Debt relief needed to help Zimbabwe


Zimbabwe’s heavy debt burden can only be tackled through international debt forgiveness, according to the International Monetary Fund.

An IMF staff paper published, detailing discussions with the Zimbabwean authorities in March, said neither the right economic policies nor the country’s mineral wealth could immediately resolve the country’s large debt problem.
“Zimbabwe is in debt distress, and the debt overhang cannot be resolved without debt relief even if policies are improved and mineral extraction is increased,” the paper said.

IMF staff estimated that Zimbabwe’s foreign debt is projected to reach 151 percent of gross domestic product by 2015, with 104 percent of GDP in arrears. Reuters reports

If current economic policies continue and donor financing is largely confined to humanitarian assistance in the medium term, the country’s large debt stock would remain unresolved and debt would continue to pile up, the paper said.

But to win debt relief Zimbabwe would need to improve ties with the international community and qualify for a global scheme for heavily indebted poor countries that would lead to debt cancellation after a two-year economic program.
“The government needs to reach consensus on a resolution strategy for external debt arrears and to improve relations with the international community, whose support would be vital for obtaining debt relief and rebuilding the Zimbabwe economy,” the IMF paper said.

Despite the formation of a unity government last year, Zimbabwe has struggled to win donor support, while private capital inflows have fallen over concerns about a government plan to force foreign-owned firms to sell majority shares to locals.

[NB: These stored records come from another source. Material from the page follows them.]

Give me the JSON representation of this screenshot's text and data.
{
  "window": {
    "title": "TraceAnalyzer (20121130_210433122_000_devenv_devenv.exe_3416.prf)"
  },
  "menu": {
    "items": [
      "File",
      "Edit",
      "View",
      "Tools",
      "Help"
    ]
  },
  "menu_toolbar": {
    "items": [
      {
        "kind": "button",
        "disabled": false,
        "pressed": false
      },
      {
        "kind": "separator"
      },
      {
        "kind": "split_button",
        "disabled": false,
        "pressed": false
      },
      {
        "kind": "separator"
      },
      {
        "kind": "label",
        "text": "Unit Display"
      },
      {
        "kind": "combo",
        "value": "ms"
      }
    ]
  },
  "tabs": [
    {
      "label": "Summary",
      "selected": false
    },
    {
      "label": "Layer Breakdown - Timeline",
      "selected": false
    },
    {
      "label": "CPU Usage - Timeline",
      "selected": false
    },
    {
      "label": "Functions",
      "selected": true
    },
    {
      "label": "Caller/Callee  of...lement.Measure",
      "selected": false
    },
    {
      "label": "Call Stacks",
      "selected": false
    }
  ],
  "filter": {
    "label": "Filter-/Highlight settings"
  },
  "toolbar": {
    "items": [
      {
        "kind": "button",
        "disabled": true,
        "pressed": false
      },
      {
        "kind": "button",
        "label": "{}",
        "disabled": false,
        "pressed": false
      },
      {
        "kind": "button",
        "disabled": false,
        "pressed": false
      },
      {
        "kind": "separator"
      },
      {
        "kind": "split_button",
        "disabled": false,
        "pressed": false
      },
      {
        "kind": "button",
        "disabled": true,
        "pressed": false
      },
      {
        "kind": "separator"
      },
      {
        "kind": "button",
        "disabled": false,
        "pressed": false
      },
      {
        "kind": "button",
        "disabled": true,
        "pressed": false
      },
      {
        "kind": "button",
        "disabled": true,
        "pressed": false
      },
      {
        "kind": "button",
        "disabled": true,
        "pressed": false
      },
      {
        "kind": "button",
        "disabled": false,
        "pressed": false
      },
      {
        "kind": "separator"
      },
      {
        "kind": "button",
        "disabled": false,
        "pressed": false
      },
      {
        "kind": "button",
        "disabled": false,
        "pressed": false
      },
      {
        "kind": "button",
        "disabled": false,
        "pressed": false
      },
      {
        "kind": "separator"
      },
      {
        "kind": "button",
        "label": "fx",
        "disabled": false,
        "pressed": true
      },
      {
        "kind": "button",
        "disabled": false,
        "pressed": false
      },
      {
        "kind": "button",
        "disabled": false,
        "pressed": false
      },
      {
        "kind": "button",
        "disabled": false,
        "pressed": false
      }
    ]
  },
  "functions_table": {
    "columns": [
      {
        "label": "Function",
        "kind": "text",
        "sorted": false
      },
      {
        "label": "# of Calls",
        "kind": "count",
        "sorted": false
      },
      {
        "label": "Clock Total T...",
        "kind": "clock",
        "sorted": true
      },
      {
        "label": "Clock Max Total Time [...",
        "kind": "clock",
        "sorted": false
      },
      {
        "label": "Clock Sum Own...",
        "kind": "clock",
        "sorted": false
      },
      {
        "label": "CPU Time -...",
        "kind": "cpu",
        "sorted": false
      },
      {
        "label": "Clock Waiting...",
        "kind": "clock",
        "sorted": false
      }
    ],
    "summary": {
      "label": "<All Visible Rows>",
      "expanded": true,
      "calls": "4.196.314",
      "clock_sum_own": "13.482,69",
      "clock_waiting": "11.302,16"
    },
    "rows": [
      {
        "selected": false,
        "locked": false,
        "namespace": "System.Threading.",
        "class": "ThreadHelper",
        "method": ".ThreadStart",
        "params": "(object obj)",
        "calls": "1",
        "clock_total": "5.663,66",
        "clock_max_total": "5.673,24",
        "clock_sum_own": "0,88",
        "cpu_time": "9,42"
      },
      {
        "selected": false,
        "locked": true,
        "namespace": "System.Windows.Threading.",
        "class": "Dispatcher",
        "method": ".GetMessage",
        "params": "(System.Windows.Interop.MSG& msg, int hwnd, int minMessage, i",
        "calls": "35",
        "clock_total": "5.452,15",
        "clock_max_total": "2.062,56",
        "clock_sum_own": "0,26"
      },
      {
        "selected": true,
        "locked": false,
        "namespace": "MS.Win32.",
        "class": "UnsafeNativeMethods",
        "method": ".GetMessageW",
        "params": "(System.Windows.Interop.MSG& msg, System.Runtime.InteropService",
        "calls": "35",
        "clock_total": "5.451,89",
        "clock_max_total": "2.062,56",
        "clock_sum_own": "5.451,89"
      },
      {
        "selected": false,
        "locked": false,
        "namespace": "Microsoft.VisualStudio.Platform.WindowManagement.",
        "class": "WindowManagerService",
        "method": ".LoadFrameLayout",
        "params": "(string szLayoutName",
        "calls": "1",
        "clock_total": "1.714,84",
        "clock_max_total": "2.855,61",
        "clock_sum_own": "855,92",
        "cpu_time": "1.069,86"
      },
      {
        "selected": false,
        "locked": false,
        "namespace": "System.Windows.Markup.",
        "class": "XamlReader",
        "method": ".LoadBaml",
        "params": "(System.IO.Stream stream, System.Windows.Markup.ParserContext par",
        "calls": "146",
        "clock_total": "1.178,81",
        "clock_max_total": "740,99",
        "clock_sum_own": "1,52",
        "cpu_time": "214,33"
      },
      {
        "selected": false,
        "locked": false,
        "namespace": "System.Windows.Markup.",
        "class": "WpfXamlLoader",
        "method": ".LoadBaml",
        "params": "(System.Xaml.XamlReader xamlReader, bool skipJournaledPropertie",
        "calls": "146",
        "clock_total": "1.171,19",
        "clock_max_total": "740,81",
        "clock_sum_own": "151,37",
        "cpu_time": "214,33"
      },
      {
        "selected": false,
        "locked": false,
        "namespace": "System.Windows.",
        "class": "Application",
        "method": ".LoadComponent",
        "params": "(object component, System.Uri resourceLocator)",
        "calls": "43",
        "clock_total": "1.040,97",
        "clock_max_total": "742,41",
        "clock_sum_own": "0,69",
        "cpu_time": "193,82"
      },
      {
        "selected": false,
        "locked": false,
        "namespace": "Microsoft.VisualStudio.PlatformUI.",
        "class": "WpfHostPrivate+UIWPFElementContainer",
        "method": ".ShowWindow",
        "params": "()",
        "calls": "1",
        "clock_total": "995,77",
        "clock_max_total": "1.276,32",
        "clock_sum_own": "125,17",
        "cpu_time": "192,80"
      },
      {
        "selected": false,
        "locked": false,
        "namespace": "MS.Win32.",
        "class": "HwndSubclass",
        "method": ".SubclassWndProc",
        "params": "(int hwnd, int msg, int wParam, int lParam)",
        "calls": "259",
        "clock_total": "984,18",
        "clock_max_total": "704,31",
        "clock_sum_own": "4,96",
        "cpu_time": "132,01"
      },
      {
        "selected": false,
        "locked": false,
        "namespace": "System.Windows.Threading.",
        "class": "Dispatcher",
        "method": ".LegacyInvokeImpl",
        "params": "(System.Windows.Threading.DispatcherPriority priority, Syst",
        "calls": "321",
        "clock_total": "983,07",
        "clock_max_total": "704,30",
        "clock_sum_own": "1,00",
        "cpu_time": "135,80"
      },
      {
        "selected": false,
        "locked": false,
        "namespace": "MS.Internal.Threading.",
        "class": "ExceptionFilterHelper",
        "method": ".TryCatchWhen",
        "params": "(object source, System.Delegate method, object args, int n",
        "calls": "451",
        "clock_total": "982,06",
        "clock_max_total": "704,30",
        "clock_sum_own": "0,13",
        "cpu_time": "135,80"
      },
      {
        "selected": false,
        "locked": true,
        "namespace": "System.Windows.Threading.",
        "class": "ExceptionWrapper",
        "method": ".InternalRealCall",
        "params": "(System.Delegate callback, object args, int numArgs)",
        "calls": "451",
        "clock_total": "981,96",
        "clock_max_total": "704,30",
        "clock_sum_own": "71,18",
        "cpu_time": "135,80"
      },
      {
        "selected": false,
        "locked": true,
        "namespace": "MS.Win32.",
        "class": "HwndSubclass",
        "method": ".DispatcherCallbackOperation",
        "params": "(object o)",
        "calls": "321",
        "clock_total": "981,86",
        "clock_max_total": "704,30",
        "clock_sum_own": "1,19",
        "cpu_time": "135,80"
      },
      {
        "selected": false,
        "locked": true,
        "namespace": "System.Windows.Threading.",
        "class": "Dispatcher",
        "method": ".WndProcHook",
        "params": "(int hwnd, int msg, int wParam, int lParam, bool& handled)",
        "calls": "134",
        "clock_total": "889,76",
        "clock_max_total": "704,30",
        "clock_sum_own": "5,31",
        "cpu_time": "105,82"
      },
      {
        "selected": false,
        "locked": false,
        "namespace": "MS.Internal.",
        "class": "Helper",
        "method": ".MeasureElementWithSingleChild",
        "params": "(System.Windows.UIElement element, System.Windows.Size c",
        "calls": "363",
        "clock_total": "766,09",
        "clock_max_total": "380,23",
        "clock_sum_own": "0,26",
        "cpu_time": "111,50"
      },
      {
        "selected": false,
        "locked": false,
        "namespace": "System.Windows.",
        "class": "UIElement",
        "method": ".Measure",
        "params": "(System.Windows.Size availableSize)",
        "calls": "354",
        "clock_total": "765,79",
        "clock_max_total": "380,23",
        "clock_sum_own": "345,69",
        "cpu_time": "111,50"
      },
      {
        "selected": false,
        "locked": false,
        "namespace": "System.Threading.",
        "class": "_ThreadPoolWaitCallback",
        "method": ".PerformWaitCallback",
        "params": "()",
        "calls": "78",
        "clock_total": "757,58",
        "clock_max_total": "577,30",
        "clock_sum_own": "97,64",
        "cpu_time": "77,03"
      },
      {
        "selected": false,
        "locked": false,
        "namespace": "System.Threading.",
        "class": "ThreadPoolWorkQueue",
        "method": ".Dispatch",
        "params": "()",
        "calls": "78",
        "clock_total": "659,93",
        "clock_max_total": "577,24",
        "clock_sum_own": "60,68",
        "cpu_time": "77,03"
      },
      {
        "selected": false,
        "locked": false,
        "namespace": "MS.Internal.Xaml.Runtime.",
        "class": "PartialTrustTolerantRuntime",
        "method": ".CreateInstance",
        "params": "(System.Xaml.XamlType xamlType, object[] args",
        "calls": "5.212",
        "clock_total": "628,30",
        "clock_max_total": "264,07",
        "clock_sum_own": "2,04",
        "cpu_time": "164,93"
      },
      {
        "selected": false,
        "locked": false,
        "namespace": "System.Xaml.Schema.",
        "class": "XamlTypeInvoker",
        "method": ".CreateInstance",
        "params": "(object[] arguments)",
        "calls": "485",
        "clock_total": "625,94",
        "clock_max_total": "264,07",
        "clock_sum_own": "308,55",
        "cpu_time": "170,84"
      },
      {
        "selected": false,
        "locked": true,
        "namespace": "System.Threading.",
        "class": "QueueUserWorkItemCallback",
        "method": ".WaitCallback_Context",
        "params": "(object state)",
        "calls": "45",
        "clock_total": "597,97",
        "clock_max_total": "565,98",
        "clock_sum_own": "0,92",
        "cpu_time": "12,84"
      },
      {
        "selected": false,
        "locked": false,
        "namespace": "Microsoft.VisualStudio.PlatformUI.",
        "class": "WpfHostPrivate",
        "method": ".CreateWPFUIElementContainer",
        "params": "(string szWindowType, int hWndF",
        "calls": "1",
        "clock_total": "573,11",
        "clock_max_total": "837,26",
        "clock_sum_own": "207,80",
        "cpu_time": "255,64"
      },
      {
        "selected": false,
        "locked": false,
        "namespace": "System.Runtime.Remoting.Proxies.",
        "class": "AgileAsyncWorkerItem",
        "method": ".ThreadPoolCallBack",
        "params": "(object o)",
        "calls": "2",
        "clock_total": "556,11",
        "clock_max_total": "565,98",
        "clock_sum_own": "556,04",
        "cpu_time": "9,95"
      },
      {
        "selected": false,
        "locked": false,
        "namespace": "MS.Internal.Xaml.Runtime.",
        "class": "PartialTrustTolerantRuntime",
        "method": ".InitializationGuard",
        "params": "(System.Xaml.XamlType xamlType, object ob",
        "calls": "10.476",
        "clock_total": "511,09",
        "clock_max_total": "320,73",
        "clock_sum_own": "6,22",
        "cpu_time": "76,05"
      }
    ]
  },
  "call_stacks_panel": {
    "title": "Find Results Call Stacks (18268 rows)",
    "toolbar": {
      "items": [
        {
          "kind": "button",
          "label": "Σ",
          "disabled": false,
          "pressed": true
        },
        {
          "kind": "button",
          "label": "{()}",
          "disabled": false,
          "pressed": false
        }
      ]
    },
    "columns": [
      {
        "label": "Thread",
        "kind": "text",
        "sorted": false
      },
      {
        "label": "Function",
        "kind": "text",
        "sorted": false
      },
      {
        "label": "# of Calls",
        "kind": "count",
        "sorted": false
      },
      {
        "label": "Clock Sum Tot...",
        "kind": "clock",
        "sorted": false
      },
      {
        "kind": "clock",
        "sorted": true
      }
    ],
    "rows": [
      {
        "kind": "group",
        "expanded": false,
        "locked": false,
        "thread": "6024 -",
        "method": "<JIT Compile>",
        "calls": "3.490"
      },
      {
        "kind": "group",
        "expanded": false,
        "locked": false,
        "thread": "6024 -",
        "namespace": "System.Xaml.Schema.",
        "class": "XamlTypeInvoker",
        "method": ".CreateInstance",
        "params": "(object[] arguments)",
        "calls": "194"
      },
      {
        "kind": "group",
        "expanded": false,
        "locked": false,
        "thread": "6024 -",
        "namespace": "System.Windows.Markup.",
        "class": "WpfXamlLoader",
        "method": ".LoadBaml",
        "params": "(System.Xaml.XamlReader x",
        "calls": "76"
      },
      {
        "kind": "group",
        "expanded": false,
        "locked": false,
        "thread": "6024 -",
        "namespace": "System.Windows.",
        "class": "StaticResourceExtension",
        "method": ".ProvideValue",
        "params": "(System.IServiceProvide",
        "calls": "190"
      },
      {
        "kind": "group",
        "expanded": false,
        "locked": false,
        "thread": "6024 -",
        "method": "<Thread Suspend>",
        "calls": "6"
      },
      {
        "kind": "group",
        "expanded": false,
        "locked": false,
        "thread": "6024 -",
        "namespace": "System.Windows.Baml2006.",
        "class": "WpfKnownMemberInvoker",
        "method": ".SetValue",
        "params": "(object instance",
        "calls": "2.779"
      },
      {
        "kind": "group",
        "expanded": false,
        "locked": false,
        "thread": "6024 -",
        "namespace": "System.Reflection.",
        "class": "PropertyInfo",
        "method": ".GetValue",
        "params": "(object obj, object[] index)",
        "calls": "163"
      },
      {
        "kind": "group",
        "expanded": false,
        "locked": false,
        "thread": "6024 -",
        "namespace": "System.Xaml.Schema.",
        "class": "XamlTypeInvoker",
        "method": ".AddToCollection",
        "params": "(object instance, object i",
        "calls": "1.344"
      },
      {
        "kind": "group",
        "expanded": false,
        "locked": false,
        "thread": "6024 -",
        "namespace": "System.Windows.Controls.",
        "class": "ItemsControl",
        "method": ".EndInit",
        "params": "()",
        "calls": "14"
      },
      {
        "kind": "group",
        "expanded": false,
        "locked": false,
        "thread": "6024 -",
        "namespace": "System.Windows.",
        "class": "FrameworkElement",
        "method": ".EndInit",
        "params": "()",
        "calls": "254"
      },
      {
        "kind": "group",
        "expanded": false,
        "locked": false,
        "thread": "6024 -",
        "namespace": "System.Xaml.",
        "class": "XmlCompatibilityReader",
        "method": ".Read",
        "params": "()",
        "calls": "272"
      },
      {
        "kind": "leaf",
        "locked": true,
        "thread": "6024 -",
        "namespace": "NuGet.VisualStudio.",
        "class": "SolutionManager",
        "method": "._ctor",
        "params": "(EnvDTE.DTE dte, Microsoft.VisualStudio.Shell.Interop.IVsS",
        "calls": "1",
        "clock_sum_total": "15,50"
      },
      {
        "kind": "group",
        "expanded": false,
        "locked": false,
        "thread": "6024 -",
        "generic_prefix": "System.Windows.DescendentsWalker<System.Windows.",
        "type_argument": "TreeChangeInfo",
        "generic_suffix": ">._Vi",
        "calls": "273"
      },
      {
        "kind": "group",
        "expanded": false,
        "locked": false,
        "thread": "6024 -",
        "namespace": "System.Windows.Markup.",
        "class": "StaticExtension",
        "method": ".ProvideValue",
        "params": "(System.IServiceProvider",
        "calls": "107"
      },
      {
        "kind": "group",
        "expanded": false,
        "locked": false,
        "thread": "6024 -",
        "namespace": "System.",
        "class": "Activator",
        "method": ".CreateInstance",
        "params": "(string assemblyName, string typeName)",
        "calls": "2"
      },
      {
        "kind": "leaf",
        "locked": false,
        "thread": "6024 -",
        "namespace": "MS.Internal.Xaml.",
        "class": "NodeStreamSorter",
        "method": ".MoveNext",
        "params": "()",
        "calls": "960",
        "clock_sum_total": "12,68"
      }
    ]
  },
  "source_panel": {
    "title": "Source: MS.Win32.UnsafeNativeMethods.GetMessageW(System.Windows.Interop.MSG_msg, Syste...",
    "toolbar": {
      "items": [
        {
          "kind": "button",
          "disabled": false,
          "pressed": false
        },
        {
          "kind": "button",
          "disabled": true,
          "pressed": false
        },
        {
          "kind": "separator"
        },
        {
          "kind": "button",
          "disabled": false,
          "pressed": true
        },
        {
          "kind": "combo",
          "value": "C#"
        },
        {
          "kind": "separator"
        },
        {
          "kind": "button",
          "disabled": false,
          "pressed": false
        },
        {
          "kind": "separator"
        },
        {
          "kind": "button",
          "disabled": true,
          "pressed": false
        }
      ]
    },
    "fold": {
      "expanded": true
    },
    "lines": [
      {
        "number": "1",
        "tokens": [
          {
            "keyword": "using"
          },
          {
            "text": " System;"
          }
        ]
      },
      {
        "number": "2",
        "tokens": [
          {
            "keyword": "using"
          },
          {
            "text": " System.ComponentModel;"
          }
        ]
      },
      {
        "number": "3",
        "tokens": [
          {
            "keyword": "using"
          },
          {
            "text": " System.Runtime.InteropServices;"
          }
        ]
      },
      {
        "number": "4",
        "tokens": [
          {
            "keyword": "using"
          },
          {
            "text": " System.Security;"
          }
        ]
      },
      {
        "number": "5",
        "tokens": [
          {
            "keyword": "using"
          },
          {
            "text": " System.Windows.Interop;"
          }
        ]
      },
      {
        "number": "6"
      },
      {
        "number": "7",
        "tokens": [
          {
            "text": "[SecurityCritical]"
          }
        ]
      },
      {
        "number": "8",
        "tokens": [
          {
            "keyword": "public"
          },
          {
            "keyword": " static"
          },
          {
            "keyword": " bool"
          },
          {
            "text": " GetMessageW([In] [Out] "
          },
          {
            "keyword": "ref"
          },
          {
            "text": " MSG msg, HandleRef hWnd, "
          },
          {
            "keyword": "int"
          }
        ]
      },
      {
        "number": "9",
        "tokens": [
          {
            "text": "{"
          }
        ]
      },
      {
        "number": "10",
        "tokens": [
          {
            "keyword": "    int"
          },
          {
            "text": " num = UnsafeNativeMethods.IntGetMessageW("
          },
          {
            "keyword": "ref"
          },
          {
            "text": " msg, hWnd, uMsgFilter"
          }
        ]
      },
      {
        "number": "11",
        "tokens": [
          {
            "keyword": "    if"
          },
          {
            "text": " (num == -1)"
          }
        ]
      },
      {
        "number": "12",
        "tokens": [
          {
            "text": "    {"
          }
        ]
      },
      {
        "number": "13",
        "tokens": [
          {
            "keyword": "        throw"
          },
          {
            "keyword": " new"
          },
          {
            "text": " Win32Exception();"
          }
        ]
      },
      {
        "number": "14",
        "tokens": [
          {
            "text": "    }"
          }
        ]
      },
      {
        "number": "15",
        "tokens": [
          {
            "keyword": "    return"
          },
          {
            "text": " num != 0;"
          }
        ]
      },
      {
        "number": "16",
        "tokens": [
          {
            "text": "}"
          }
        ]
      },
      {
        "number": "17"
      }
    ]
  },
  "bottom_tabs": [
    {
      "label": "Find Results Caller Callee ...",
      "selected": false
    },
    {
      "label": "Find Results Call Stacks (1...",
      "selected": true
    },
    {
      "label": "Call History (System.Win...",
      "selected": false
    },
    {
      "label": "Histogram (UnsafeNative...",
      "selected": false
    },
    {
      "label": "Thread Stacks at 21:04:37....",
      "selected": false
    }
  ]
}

The IMF has slowly reengaged with Zimbabwe to try and help fix the economy but refuses to lend money to the country until the government shows it is willing to implement policies that stabilize the economy.

In March the IMF restored Zimbabwe’s voting rights, which were suspended in 2003 over policy difference with President Robert Mugabe’s previous ZANU-PF government.

Under IMF rules, the Fund cannot lend to a country that owes it money. Zimbabwe is $140 million in arrears to the IMF and the country’s total external debt is about $6 billion.


The IMF paper noted that while there has been some progress in Zimbabwe’s economy, there are still a significant number of problems.

These include recent large wage increases, a poor financial position of state-owned enterprises, rising risks in the banking system, weak governance at the central bank, growing weaknesses in the business climate, and a precarious external position threaten Zimbabwe’s economic recovery.

Staff said Zimbabwe had implemented an “unsustainable” wage-driven fiscal expansion financed with IMF special drawing rights, or SDRs.

The IMF last year approved a special allocation of SDR’s, its internal unit of account, worth some $250 billion to all of its member countries as part of a plan to boost global liquidity in the wake of the global financial crisis.

IMF staff said they had advised Zimbabwe not to use the SDR-related funds but the government had converted an equivalent of $150 million of the $410 million that went to Zimbabwe for budget financing.